No doubt some of the provisions engineered by WTO adversely affecting India and even China, the Uruguay  trade agreement, for example, were very unfair to the developing countries. At the same time, they also allow  India and China access to foreign markets and technology more than before. The WTO-imposed provisions  in India are said to be the cause of the agricultural crisis in India. But the crisis in agriculture, which has led  to a large number of suicides, is not caused, at least so far, by an inflow of subsidized agricultural products  but rather by risky and hasty ventures into capitalist farming that are an inevitable, and unfortunate,  consequence of rural capitalist development. Drugs are still far cheaper in India than in the western countries;  though they should be even cheaper, and TRIPS (Trade-Related Intellectual Property) restrictions do not  affect drugs deemed essential by the WHO.

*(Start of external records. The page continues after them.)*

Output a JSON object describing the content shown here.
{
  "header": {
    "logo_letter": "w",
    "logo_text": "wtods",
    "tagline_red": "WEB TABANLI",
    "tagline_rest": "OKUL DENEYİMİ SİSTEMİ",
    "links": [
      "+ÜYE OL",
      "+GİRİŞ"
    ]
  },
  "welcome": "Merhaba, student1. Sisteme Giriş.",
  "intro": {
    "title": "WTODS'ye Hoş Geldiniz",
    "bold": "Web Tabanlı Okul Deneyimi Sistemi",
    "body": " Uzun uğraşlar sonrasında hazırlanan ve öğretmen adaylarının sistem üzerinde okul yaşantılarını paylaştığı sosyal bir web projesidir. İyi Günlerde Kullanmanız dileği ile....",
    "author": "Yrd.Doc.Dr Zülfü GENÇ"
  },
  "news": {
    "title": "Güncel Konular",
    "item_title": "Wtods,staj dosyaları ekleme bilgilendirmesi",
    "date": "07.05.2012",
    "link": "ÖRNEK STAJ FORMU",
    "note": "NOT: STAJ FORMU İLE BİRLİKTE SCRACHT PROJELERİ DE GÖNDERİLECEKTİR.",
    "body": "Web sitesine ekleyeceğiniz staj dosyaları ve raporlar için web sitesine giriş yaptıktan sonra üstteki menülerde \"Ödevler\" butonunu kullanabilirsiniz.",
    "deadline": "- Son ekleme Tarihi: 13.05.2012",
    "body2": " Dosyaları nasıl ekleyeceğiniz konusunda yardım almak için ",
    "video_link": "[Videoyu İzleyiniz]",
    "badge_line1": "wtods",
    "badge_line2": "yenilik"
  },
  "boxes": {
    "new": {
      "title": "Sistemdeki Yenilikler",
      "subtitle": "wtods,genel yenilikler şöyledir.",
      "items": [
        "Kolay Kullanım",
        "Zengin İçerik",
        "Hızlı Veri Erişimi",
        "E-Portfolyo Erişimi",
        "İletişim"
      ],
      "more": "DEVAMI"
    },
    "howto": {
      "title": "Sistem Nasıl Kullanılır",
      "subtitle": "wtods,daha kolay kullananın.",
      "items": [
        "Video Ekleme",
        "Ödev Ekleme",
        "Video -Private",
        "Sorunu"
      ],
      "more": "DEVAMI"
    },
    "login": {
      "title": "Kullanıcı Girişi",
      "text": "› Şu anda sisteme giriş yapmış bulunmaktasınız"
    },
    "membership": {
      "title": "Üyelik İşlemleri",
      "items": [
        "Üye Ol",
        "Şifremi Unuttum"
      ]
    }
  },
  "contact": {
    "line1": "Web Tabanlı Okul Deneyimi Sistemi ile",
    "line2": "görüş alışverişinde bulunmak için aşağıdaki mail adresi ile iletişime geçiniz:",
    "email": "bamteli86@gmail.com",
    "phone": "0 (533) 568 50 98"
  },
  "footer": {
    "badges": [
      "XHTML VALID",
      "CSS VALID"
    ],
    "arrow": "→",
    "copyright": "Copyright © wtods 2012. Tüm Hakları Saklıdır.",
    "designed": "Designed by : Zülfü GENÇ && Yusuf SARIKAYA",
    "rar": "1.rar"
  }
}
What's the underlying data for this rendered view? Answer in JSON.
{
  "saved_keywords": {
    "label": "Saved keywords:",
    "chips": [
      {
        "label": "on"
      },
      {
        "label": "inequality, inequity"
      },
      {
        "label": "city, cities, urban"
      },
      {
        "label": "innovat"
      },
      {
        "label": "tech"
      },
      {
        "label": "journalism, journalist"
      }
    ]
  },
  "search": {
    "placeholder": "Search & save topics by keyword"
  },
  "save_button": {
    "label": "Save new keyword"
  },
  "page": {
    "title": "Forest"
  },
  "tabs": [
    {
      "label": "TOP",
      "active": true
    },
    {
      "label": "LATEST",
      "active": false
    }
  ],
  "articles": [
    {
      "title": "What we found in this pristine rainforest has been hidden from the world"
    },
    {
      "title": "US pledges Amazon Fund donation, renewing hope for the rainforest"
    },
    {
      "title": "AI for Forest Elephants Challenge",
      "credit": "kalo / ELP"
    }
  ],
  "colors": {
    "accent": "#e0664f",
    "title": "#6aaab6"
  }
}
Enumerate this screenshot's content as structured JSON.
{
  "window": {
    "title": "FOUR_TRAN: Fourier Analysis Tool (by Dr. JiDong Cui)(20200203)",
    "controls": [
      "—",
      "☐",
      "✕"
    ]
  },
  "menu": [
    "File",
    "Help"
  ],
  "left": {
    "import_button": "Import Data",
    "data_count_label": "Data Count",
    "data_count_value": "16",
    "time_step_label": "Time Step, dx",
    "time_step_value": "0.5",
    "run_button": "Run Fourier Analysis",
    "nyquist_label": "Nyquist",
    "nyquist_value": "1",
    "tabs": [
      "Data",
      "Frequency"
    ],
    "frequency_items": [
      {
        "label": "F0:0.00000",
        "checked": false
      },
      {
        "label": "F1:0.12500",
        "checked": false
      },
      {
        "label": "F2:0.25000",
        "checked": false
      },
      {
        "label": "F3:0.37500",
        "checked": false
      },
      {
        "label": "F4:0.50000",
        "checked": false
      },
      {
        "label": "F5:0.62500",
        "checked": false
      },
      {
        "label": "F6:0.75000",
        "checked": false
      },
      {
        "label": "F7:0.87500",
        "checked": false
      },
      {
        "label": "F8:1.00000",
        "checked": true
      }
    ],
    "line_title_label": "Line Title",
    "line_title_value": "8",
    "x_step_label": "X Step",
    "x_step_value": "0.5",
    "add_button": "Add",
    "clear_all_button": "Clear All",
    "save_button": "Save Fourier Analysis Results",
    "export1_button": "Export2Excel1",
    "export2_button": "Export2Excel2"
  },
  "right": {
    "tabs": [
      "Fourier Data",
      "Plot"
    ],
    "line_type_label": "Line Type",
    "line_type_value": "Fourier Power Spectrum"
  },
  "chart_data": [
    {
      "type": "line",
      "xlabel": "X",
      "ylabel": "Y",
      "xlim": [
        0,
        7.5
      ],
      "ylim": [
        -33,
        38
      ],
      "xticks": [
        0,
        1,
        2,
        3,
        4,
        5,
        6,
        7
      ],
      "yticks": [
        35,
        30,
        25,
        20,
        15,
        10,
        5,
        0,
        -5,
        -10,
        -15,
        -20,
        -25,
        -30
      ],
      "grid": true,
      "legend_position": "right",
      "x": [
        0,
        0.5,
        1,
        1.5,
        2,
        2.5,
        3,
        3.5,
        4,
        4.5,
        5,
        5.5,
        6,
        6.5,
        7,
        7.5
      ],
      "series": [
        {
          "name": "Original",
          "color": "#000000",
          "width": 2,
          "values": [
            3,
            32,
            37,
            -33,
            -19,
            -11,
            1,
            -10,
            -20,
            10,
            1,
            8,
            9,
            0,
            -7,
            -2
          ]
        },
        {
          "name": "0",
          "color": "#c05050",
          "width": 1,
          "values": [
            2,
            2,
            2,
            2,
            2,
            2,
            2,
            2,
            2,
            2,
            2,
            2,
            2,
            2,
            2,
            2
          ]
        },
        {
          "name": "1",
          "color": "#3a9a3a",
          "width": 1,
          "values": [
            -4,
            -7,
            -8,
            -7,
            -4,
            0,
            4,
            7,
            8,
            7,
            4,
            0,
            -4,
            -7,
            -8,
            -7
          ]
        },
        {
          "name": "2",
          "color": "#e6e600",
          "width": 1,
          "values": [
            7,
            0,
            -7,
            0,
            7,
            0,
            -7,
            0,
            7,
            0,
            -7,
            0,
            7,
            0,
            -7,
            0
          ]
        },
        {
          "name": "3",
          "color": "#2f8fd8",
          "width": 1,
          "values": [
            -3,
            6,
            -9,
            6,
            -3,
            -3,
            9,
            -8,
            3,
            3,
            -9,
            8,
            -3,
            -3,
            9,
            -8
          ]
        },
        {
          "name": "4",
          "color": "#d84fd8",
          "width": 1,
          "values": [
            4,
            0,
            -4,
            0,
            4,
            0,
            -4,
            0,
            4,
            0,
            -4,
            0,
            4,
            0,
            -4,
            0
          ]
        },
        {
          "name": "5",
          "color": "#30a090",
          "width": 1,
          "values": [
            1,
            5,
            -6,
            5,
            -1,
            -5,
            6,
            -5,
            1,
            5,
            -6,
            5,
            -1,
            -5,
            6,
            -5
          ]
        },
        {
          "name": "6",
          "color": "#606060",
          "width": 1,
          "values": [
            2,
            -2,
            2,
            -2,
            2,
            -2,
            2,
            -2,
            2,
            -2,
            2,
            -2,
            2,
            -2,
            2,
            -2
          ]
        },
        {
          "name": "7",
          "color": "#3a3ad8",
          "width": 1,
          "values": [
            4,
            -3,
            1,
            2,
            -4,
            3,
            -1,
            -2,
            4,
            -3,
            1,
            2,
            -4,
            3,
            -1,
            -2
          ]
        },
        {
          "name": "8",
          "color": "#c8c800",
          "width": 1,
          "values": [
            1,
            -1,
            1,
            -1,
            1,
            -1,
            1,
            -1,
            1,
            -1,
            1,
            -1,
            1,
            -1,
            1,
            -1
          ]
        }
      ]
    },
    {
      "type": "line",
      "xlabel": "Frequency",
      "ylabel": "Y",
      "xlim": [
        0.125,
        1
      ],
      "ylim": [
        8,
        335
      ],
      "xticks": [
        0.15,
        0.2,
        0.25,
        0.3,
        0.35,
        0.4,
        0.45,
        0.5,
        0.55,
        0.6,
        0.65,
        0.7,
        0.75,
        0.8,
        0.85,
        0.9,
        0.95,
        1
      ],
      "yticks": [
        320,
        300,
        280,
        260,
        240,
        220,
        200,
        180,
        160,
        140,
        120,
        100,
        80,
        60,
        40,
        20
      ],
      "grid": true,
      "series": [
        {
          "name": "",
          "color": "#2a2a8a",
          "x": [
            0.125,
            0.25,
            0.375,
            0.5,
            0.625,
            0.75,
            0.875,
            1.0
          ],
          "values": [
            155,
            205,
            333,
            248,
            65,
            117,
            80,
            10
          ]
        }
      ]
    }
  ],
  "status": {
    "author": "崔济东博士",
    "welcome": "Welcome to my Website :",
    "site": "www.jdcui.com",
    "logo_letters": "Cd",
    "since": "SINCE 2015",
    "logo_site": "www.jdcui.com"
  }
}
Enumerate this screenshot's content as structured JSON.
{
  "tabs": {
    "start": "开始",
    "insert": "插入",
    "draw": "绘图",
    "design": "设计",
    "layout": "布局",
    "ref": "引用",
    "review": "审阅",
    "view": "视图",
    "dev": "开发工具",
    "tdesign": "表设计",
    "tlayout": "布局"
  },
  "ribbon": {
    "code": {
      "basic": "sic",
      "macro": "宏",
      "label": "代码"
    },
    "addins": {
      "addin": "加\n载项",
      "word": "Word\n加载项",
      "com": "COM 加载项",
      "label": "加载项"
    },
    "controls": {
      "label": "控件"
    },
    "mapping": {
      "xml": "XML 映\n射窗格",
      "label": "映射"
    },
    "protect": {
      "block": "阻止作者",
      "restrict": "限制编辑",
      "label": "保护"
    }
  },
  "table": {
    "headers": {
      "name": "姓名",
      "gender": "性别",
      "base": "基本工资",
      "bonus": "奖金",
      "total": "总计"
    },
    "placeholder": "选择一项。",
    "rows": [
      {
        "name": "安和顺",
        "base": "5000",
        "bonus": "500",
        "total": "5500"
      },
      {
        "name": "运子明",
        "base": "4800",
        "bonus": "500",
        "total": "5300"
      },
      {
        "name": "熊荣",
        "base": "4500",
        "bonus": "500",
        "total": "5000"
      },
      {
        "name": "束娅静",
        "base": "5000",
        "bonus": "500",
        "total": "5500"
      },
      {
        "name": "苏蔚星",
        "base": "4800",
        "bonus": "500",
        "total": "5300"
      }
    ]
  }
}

 For socialists, perhaps the most deleterious effect of globalization is that it has blunted or even negated the  fight against capitalism as an economic order. Whether or not one uses the term globalization for the present  phase of capitalism, the key issue against which the struggle should be raised is capitalism. What that means  at this point of time, especially taking into account the history of the last two or three decades, has not been  articulated by any relevant political formation. While it is necessary to articulate immediate demands such as  developing mechanisms for a more equitable distribution of goods and services, raise consciousness on such  issues as requiring drastic steps to improve nutrition especially child nutrition and universal healthcare, it is  important to develop an understanding of why the actually existing socialisms failed. Of course a different  world is possible but what is that world and how does one propose to get there?